Exploring Open-world Continual Learning with Knowns-Unknowns Knowledge Transfer
Yujie Li, Guannan Lai, Xin Yang, Yonghao Li, Marcello Bonsangue, Tianrui Li
TL;DR
This work targets Open-World Continual Learning (OWCL), where models must detect unknowns while incrementally learning new knowledge without forgetting. It formalizes four OWCL scenarios and reveals a strong interaction between open-detection and incremental classification, challenging the notion that these components are orthogonal. The authors propose HoliTrans, a framework that combines nonlinear random projection (NRP) and distribution-aware prototypes (DAPs) to enable simultaneous knowledge transfer for known and unknown samples, along with pseudo-open samples to update open representations. They provide theoretical bounds on open risk and incremental prediction error and demonstrate, through extensive experiments on CIRO and KIRO benchmarks, that HoliTrans outperforms 22 competitive baselines and maintains robustness across tasks. The approach advances open-world learning by bridging theory and practice and offering a scalable, open-sample-aware continual learning paradigm.
Abstract
Open-World Continual Learning (OWCL) is a challenging paradigm where models must incrementally learn new knowledge without forgetting while operating under an open-world assumption.
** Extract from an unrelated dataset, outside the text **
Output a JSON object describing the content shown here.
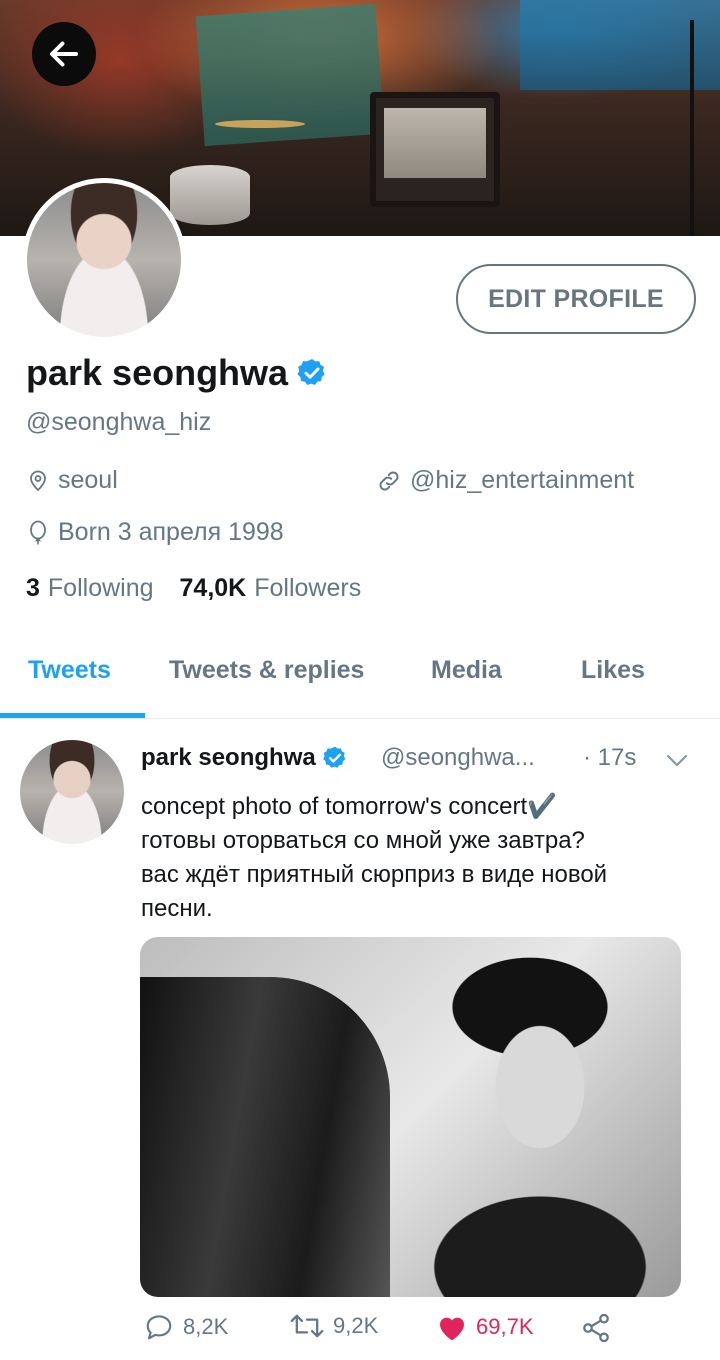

This requires handling incomplete training data and recognizing unknown samples during inference. However, existing OWCL methods often treat open detection and continual learning as separate tasks, limiting their ability to integrate open-set detection and incremental classification in OWCL. Moreover, current approaches primarily focus on transferring knowledge from known samples, neglecting the insights derived from unknown/open samples. To address these limitations, we formalize four distinct OWCL scenarios and conduct comprehensive empirical experiments to explore potential challenges in OWCL. Our findings reveal a significant interplay between the open detection of unknowns and incremental classification of knowns, challenging a widely held assumption that unknown detection and known classification are orthogonal processes. Building on our insights, we propose \textbf{HoliTrans} (Holistic Knowns-Unknowns Knowledge Transfer), a novel OWCL framework that integrates nonlinear random projection (NRP) to create a more linearly separable embedding space and distribution-aware prototypes (DAPs) to construct an adaptive knowledge space. Particularly, our HoliTrans effectively supports knowledge transfer for both known and unknown samples while dynamically updating representations of open samples during OWCL. Extensive experiments across various OWCL scenarios demonstrate that HoliTrans outperforms 22 competitive baselines, bridging the gap between OWCL theory and practice and providing a robust, scalable framework for advancing open-world learning paradigms.